Ess: And it’s not even the kids’ own ideas you’re burning them for; all tech startups are indistinguishable. The corporation just says wouldn’t it be great if we could something something, waits for them to break through the key blockage, and then steals it and goodbye!

Cee: A cosier interpretation might be that the startup is maturing into the asset in question, but that just seems implausible in so many cases. A tech startup developing into Melange Mining Corp? Into a Dedicated Response Team? Into Elizabeth Mills?

Ess: Execs are still a bit weird, though. I guess you’re enticing them back to work on the front lines with the promise of a new toy? Quite literally, in Jackson’s case.

Cee: The whole card is very well designed—with one exception. I hate to say it, but, again, the art lets it down.
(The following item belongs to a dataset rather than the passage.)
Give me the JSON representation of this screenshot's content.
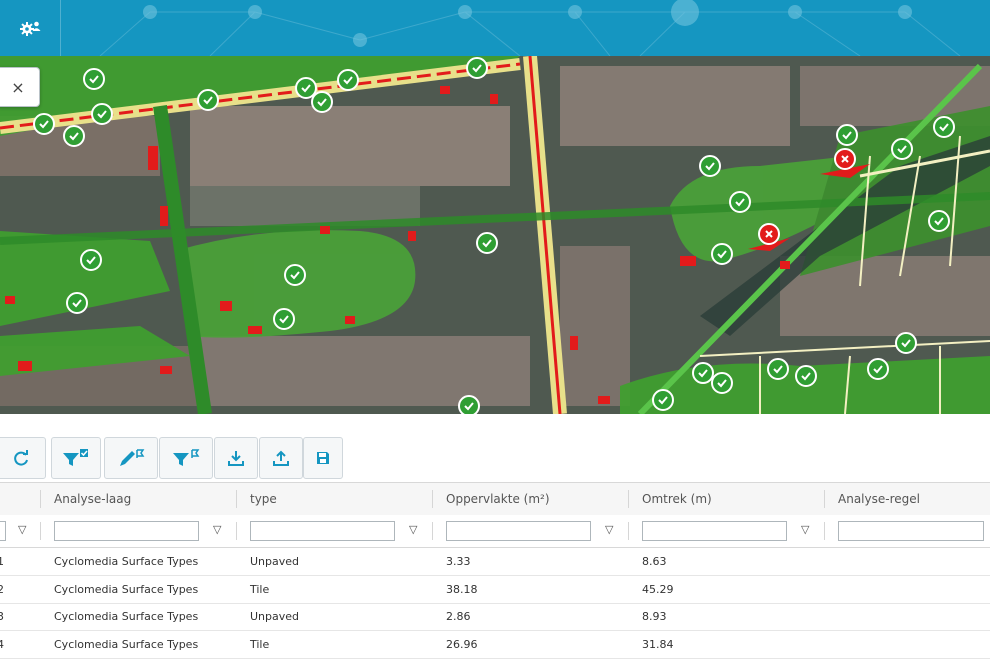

It’s not very startuppy. When you think of startups you think of sleep deprived programmers who have forgotten how to speak English and whose blood is probably almost entirely caffeine, not clean and schmick office spaces with fancy displays on the walls.

Ess: They do have the coffee, though.

Cee:

Ess: A startup is a device for turning coffee into code, my CEO always said!

Cee: I want to see at least eight cups before I’ll give them a pass on that one. Coffee pod machine optional but highly encouraged.

Ess: Maybe that cup is actually directly linked to some vast underground coffee dispensing machine, via desk pneumatics!

Cee:

Ess: Um. If there’s any card that should rez for zero creds, it’s this one?

Cee: You see this face? This is my disapproving face. I can give it a B, and no higher.

Ess: A+ from me. It would have been perfect with Interns-style art, but it’s just too snarky, too cynical, and too elegant for me to give it anything else.


 

Cee: And that’s a wrap! How did you like your trip to Biotech Valley, Ess?

Ess: I really enjoyed it. Honestly, I think FFG’s been going from strength to strength, in designing our view to the Android universe through these tiny 65x90mm windows, and I’m super excited for our trip across the rest of SanSan over the coming months.

Cee: There are certainly some very strong pieces here, but there’s also plenty of room for improvement. I’m just hoping I get to give fewer Cs and Ds.

Ess: Yeah, it’s always disappointing when a card doesn’t work out. I would have liked to know more about how HB sees its brain taping warehouses, or what it means for the Runner to clot up the Corp, and these corners of the world are now much harder to explain. Via the game, anyway.

Ess: But I do love how after the Genesis cycle and core set gave us the “base” information about the world, FFG’s just in full on let’s-explore-the-world mode now. They tried for it in the Spin and Lunar cycles, and I really think they’re doing their best yet here in SanSan. A large part of it is this constant, underlying sense of place to every card in this set, of a Valley we recognise but has yet grown far beyond what we know.

Cee: Even the inserts in Lunar went a long way to giving us more context for the world, and many of the cards were neatly tied in. We Australians haven’t had a chance to see The Valley’s insert yet, but the cards themselves are certainly a promising start. I hope they keep it up!

Ess: Until next time, then. It’s been a pleasure.

Cee: This is Ess and Cee, signing off.